The definition of bioengineering has also grown and changed over the years. Now concerning fields including biomaterials, bioinformatics and computational biology, it has expanded with the ability to apply engineering principles at the cellular and molecular level.
A complete mindshift
Extended, healthier lives are all well and good. However, humans are constrained by the upper limits of what our cells are capable of, believes Dr Randal Koene. For that and other reasons, the Dutch neuroscientist and founder of Carbon Copies is advancing the goal of Substrate Independent Minds (SIM).
The most conservative form (relatively speaking) of SIM is Whole Brain Emulation, a reverse-engineering of our grey matter.

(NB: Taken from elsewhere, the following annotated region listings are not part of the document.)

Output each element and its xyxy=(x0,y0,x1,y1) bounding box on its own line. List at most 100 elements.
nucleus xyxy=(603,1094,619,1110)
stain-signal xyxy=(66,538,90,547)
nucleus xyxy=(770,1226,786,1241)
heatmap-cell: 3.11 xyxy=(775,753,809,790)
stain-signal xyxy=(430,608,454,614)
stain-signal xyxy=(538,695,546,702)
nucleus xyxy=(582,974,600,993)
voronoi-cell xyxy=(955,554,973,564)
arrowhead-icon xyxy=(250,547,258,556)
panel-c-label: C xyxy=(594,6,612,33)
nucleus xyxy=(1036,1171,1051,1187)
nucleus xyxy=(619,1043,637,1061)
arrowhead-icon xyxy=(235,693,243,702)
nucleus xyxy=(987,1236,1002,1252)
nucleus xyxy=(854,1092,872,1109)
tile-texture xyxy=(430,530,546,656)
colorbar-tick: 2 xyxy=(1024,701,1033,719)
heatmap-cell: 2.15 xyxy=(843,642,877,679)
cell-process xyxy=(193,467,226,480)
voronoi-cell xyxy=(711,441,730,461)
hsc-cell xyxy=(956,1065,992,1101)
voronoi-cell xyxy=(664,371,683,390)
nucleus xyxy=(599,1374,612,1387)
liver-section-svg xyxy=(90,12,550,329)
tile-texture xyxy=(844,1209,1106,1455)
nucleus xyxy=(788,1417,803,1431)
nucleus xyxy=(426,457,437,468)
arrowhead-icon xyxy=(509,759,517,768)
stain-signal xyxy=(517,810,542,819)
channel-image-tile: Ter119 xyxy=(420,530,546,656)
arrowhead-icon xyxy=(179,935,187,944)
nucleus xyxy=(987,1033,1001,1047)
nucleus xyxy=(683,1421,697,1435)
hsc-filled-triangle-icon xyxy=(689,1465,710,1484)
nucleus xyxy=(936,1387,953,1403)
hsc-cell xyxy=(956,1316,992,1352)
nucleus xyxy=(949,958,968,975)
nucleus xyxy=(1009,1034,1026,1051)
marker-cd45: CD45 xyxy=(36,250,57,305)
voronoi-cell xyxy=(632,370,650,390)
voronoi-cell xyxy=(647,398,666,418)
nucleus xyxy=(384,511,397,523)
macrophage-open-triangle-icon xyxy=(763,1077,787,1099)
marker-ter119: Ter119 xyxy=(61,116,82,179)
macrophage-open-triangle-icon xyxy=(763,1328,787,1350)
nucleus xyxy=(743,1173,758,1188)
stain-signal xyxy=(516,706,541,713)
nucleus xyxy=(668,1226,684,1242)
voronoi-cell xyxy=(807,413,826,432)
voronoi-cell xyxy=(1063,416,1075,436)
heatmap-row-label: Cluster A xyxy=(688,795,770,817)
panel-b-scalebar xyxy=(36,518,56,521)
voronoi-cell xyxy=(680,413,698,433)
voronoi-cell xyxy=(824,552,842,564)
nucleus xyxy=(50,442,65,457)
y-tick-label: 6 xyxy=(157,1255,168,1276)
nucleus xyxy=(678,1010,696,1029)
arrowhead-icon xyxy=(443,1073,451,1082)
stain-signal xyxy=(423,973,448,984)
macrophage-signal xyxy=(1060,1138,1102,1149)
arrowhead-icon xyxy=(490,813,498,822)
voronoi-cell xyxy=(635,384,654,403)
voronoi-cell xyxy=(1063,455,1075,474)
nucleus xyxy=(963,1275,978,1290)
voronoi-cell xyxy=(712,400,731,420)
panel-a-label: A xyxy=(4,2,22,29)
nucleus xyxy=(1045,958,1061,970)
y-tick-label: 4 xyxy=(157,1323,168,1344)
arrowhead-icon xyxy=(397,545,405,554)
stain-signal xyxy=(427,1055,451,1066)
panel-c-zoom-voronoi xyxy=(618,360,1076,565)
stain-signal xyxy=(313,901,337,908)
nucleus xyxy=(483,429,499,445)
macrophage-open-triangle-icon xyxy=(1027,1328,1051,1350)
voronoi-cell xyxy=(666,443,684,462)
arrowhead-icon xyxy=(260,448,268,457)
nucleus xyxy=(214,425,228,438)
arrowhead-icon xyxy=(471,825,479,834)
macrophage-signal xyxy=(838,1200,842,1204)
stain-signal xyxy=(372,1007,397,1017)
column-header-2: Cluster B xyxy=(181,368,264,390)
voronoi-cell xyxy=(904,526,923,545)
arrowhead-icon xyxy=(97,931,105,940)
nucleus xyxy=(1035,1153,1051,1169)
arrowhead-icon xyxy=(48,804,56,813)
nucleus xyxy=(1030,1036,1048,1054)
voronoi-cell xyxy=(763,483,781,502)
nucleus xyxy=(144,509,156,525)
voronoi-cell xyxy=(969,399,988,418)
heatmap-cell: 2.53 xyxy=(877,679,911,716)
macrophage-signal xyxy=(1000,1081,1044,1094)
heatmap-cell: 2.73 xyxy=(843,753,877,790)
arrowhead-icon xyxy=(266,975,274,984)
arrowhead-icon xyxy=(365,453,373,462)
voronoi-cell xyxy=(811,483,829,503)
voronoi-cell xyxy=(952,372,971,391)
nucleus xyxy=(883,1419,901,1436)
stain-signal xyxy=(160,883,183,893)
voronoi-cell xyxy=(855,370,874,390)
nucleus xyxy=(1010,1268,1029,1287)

“In system identification, you pick something as your black box, a piece of the puzzle small enough to describe by using the information you can glean about signals going in and signals going out,” he explained, adding that the approach is that of mainstream neuroscience.
“The system identification approach is used in neuroscience explicitly both in brain-machine interfaces, and in the work on prostheses.”
No brain much more complicated than a roundworm’s has been emulated yet. Its 302 neurons are a fraction of the human brain’s roughly 100 billion. Koene believes that a drosophila fly, with a connectome of 100,000 or so neurons, could be emulated within the next decade. He is reluctant to predict when this might be achieved for people.
There’s reason for hope, though, with research at University of Southern California’s Centre for Neuroengineering pointing the way.
“The people from the [Theodore] Berger lab at USC, they’ve had some really good results using the system identification approach to make a neural prosthesis,” Koene said.
Koene counts being able to replace the function of part of a brain as the “smallest precursor” to whole brain emulation, with the end goal a mind that can operate without a body.